A landscape photo of Japan's Bonin Islands. Rock formations jut up from the clear, bright water.
In 2015, a 7.9 magnitude earthquake struck beneath Japan's Bonin Islands. Lee Render via Flickr

Between 1976 and 2020, nearly 57,000 earthquakes rattled our planet. The bulk of them were shallow, and only a mere four percent occurred beyond 186 miles deep, which was thought to be the maximum depth for what scientists call "deep earthquakes," reports Maya Wei-Haas for National Geographic

Now, a team of researchers has zeroed in on what could be the deepest earthquake ever detected, shaking up scientists' understanding of them. In 2015, a 7.9 magnitude earthquake struck beneath Japan's Bonin Islands. One of the aftershocks occurred deeper than the original earthquake itself, at 467 miles. It's so deep that it nears the layer of Earth known as the lower mantle, reports Andrei Ionescu for Earth.com.

"This is by far the best evidence for an earthquake in the lower mantle," Douglas Wiens, a seismologist at Washington University in St. Louis who was not involved in the study, tells National Geographic.

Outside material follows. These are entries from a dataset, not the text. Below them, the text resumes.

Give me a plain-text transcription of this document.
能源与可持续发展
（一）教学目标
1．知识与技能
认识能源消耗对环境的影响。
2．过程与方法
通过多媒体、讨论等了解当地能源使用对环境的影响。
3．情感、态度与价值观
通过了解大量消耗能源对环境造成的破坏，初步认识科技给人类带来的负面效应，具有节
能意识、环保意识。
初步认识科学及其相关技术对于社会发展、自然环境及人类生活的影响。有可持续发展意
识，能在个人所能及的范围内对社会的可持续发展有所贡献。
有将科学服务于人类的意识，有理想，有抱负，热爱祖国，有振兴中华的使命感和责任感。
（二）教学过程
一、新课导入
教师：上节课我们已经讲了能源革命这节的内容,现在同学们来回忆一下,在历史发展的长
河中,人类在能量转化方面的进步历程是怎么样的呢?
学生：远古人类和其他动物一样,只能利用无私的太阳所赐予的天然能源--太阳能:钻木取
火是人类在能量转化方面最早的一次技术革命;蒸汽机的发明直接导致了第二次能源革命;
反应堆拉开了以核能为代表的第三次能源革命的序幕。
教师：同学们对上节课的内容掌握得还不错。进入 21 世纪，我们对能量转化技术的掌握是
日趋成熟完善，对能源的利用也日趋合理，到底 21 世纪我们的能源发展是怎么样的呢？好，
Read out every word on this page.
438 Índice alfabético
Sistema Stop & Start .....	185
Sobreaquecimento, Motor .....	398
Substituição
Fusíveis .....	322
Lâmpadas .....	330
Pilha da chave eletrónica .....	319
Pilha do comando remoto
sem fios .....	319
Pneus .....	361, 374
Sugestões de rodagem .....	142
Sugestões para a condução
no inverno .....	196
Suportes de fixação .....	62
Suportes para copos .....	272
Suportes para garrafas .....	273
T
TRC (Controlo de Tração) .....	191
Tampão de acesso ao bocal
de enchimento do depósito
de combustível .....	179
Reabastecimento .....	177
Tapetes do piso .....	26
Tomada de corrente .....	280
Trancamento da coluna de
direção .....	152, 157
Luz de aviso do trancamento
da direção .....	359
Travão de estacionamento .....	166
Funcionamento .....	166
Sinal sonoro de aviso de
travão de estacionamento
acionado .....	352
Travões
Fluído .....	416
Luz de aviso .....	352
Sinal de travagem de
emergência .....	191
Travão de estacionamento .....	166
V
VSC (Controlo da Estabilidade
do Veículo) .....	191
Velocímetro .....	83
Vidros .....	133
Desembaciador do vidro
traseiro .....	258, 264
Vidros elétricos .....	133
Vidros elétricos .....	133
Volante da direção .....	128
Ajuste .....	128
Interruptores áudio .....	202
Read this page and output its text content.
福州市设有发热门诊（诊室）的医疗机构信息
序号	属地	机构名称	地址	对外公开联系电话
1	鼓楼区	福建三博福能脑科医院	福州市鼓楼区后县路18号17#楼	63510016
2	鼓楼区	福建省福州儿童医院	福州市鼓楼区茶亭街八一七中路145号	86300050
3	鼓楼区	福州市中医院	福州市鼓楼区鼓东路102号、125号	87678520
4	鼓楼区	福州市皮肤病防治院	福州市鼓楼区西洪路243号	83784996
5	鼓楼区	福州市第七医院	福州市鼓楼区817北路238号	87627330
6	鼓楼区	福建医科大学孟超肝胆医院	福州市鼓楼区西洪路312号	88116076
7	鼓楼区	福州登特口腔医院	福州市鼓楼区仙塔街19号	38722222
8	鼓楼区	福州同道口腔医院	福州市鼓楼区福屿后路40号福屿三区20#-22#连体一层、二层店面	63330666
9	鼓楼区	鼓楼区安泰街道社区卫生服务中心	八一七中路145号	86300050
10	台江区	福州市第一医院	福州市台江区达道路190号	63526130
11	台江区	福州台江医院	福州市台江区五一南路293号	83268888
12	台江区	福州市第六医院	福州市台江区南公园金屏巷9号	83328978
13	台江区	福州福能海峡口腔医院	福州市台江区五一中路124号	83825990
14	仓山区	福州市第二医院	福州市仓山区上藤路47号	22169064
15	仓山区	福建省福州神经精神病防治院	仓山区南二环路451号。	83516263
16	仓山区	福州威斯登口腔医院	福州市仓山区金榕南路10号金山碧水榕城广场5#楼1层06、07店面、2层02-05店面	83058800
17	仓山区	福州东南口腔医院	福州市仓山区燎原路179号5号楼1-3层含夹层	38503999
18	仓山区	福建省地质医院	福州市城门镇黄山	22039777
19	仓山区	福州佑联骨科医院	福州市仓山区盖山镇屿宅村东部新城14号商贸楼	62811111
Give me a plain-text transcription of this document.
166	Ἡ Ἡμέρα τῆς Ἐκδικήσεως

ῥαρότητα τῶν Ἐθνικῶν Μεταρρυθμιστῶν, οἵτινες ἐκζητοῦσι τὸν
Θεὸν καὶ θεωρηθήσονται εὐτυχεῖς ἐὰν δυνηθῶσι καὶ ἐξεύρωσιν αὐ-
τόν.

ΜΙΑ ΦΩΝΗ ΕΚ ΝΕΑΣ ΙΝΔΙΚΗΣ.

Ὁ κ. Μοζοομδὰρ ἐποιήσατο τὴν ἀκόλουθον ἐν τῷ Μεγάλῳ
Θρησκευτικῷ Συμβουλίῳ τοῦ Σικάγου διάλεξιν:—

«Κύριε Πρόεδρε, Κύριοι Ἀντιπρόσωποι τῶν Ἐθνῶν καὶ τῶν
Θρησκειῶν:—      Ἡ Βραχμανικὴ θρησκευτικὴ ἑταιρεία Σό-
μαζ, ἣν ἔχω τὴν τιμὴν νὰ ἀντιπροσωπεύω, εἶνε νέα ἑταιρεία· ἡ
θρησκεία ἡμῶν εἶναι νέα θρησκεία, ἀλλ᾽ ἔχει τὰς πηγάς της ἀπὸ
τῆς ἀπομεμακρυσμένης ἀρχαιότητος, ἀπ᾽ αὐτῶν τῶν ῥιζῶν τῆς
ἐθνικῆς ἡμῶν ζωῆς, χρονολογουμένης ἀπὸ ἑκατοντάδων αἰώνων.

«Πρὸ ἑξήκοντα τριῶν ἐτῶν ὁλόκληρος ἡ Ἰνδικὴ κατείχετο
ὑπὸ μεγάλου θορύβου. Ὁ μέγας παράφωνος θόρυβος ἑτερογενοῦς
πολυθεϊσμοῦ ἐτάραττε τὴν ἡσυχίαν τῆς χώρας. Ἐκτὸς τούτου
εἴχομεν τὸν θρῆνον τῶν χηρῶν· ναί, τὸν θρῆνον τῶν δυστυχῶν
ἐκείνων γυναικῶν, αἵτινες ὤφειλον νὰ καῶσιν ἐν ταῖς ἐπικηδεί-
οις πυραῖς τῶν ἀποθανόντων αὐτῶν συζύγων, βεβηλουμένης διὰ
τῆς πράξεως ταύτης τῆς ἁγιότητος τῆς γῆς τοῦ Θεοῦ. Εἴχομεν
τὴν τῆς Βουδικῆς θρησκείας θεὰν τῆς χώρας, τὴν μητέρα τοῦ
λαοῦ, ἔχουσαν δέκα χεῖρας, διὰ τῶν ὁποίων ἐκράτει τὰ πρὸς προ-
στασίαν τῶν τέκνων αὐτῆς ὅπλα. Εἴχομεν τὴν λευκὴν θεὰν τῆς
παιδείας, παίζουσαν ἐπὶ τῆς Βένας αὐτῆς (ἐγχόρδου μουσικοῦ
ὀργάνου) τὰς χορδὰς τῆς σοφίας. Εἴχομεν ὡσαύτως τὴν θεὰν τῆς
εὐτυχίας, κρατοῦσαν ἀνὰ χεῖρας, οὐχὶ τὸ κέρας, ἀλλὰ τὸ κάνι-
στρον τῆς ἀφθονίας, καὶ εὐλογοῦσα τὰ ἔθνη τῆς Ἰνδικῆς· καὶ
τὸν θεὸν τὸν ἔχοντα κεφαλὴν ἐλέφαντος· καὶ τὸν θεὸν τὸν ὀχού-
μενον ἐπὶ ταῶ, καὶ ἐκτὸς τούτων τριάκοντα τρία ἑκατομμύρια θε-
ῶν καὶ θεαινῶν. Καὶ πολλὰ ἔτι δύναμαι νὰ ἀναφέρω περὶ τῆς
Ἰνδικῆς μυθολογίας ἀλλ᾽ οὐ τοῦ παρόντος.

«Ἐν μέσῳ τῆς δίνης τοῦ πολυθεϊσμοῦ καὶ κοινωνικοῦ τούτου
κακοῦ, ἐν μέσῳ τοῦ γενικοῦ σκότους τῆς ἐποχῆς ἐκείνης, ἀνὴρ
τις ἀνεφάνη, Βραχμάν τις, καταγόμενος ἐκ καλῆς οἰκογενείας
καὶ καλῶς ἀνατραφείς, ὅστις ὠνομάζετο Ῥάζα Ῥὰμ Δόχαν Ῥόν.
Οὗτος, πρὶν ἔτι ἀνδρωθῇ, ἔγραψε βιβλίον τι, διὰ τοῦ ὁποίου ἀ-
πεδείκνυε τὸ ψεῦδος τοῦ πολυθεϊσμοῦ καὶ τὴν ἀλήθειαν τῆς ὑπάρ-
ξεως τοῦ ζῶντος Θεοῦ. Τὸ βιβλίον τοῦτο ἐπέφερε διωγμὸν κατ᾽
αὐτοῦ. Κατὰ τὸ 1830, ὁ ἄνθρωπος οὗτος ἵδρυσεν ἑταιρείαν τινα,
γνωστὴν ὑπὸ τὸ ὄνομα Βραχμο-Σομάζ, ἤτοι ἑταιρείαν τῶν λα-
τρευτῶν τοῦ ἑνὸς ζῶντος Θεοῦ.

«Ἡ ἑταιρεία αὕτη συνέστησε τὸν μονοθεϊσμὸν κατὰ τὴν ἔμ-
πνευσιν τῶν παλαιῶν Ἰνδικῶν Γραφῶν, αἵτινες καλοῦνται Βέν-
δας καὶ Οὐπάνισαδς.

The study, published in the journal Geophysical Research Letters, used measurements collected by the High Sensitivity Seismograph Network, a string of stations across Japan that record seismic data. They were able to trace the origin of the seismic waves produced by the 7.9 magnitude earthquake and its aftershocks, according to a press release.

But what puzzled this team is that the shock erupted in the lower mantle, closer to Earth's core. There, temperatures can exceed 6,000 degrees Fahrenheit and the pressure is 1.3 million times the atmospheric pressure.

Deep earthquakes occur at subduction zones, where two tectonic plates collide and one is forced below the other, sending shockwaves through the Earth, National Geographic reports. But in such intense elements, rock tends to bend instead of break, begging the question: How did this earthquake even happen? 

The researchers introduced a few possibilities. First, the molecular structure of minerals becomes unstable as pressure increases further into the mantle. That deformation could leave weak spots in the rock, causing earthquakes. Another theory is that the larger earthquake caused a torn slab of the seafloor to shift, and even a miniscule shift is enough to cause an earthquake, reports National Geographic.

This discovery throws a wrench in what geologists thought they knew about earthquakes in the lower mantle. They were surprised that one could occur so deep in the Earth, raising questions about the mechanisms at play beneath our feet.